A double top pattern is composed of two similar peaks, and is formed after the price has risen to a certain stage, its shape is similar to the letter “M”. The two peaks are called the left and right peaks. When the price rise continuously, the price will reach a certain level and begin to fall. The first peak forms a lower price level from the downturn, the horizontal line at the reversal level of this downturn is called a neckline; The price rebounds upward again, but the volume contracted slightly compared with the first peak. After rebounding to the previous high, it falls for the second time and breaks through the support of the neckline. The price pattern is like the letter “M”, and the double Top is formed.

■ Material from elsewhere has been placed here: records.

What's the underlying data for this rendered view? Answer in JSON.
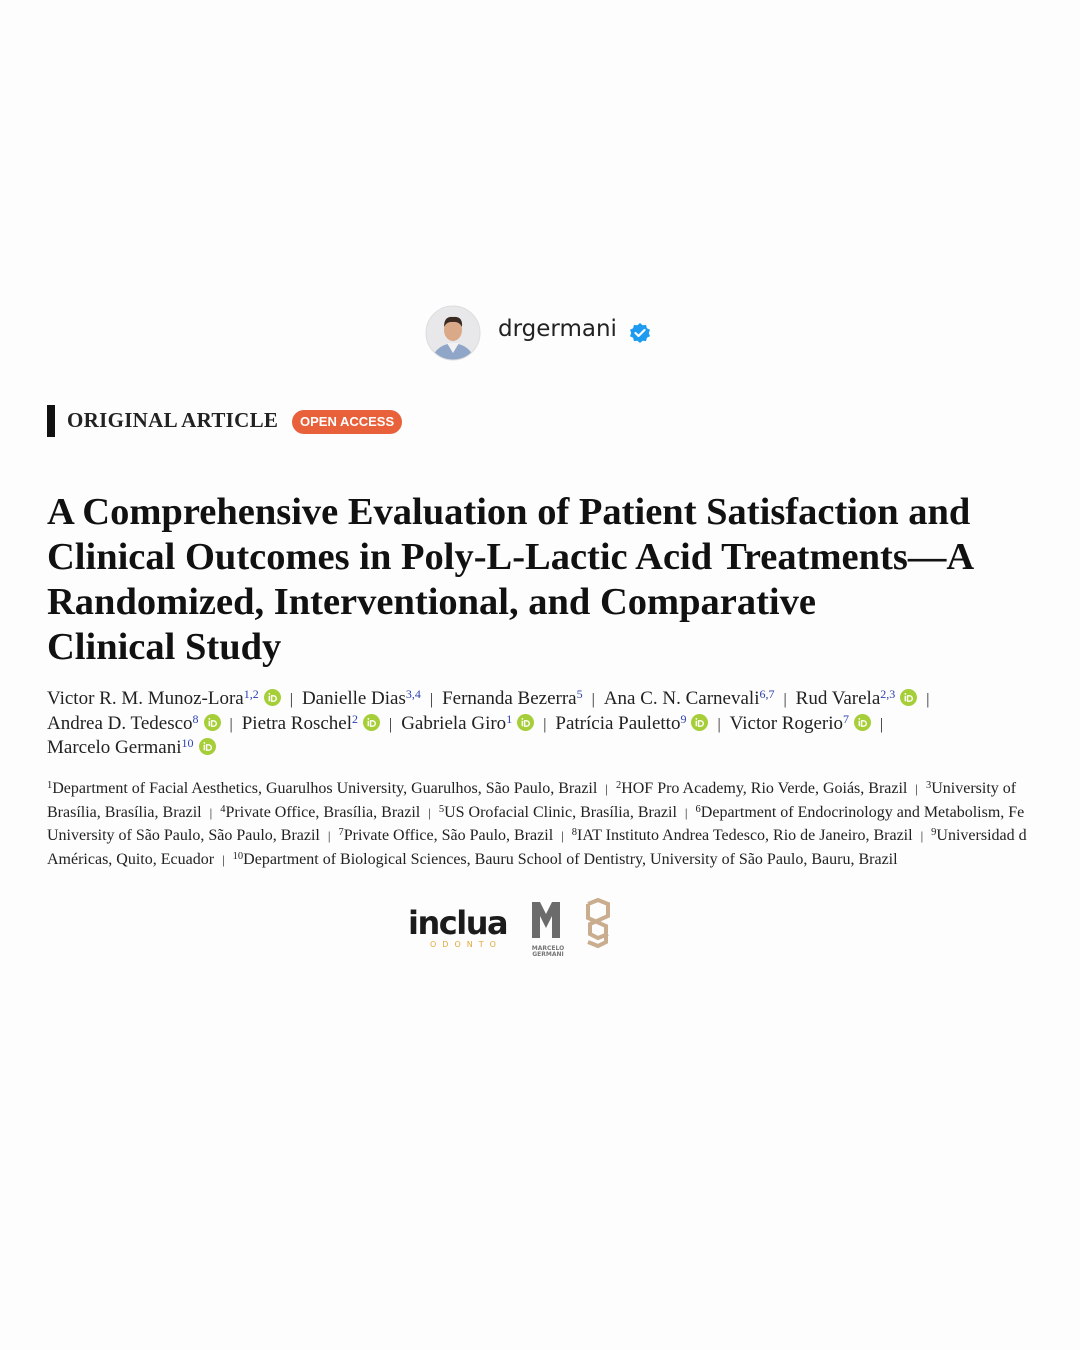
{
  "profile": {
    "username": "drgermani"
  },
  "article": {
    "label": "ORIGINAL ARTICLE",
    "badge": "OPEN ACCESS",
    "title_lines": [
      "A Comprehensive Evaluation of Patient Satisfaction and",
      "Clinical Outcomes in Poly-L-Lactic Acid Treatments—A",
      "Randomized, Interventional, and Comparative",
      "Clinical Study"
    ],
    "separator": "|",
    "author_lines": [
      [
        {
          "name": "Victor R. M. Munoz-Lora",
          "sup": "1,2",
          "orcid": true
        },
        {
          "name": "Danielle Dias",
          "sup": "3,4",
          "orcid": false
        },
        {
          "name": "Fernanda Bezerra",
          "sup": "5",
          "orcid": false
        },
        {
          "name": "Ana C. N. Carnevali",
          "sup": "6,7",
          "orcid": false
        },
        {
          "name": "Rud Varela",
          "sup": "2,3",
          "orcid": true
        }
      ],
      [
        {
          "name": "Andrea D. Tedesco",
          "sup": "8",
          "orcid": true
        },
        {
          "name": "Pietra Roschel",
          "sup": "2",
          "orcid": true
        },
        {
          "name": "Gabriela Giro",
          "sup": "1",
          "orcid": true
        },
        {
          "name": "Patrícia Pauletto",
          "sup": "9",
          "orcid": true
        },
        {
          "name": "Victor Rogerio",
          "sup": "7",
          "orcid": true
        }
      ],
      [
        {
          "name": "Marcelo Germani",
          "sup": "10",
          "orcid": true
        }
      ]
    ],
    "affiliation_lines": [
      [
        {
          "sup": "1",
          "text": "Department of Facial Aesthetics, Guarulhos University, Guarulhos, São Paulo, Brazil"
        },
        {
          "sup": "2",
          "text": "HOF Pro Academy, Rio Verde, Goiás, Brazil"
        },
        {
          "sup": "3",
          "text": "University of"
        }
      ],
      [
        {
          "text": "Brasília, Brasília, Brazil"
        },
        {
          "sup": "4",
          "text": "Private Office, Brasília, Brazil"
        },
        {
          "sup": "5",
          "text": "US Orofacial Clinic, Brasília, Brazil"
        },
        {
          "sup": "6",
          "text": "Department of Endocrinology and Metabolism, Fe"
        }
      ],
      [
        {
          "text": "University of São Paulo, São Paulo, Brazil"
        },
        {
          "sup": "7",
          "text": "Private Office, São Paulo, Brazil"
        },
        {
          "sup": "8",
          "text": "IAT Instituto Andrea Tedesco, Rio de Janeiro, Brazil"
        },
        {
          "sup": "9",
          "text": "Universidad d"
        }
      ],
      [
        {
          "text": "Américas, Quito, Ecuador"
        },
        {
          "sup": "10",
          "text": "Department of Biological Sciences, Bauru School of Dentistry, University of São Paulo, Bauru, Brazil"
        }
      ]
    ]
  },
  "logos": {
    "inclua": "inclua",
    "inclua_sub": "ODONTO",
    "mg_line1": "MARCELO",
    "mg_line2": "GERMANI"
  }
}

In the process of formation, the first peak has a higher volume, and the second peak has a slightly lower volume. The trading volume showed a diminishing phenomenon, which indicates that the bullish momentum is getting weaker in the second rebound, and this implies that the upwards trend is ending. After the double top pattern formed, the price will often pull back and break through the neckline, but the movement is weak, and the neckline becomes a strong resistance.
- Theoretically, the two peaks of the double top should be about the same, but in the actual market, the two peaks are not necessarily at the same height, and a 3% difference is an acceptable range. Generally speaking, the second peak may be slightly higher than the first peak, which means that there are buyers that push the price upwards. However, due to lower transaction volume, buyers failed to push the price above the first peak. If the second peak exceeds 3%, more capital will enter the market, and the double top pattern will evolve into an upward-ranging pattern.
- When the first peak is formed, the first low of its fall is about 10%-20% of the first peak.
- Sometimes, the double top pattern may not necessarily be a reversal signal. If it does not fall below the neckline for a long time, it may evolve into a consolidation pattern. This can be determined by how long it takes to form the two peaks. The larger the time interval, the higher the effectiveness. Usually, the time interval between the formation of two highs is longer than one month, but if the time interval on the daily chart is longer than half a year, this pattern may fail.
- During the formation of a double top pattern, you may observe a higher trading volume. The volume of these two peaks will also be sharp and prominent, forming two peaks in the volume indicator. However, the volume of the second peak contracted significantly compared to the first peak, reflecting the weakening of the buying power of the market. If the second peak volume increases instead, the double top pattern may fail.
- A double top pattern usually can be determined when two peaks are formed and the price effectively breaks below the neckline. After that, the price will pull back and a breakout for a short time, but the neckline will become its resistant. At the same time, the pullback does not depend on the trading volume.
- Selling Level
The double top pattern has two selling entry points. The first entry point is the second peak turning point, where most aggressive bear traders enter the market. This is the best selling entry point of a double top, traders who sold here can be called a “precedential trader”. The second selling entry point of a double top pattern when price breakout the neckline. Conservative traders will wait for the price to break the neckline to confirm double top pattern formation. After the price breaks the neckline, it indicates that a larger round of downward trend is coming.
- Take Profit Level
The profit target level will be the distance from the peak to the neckline.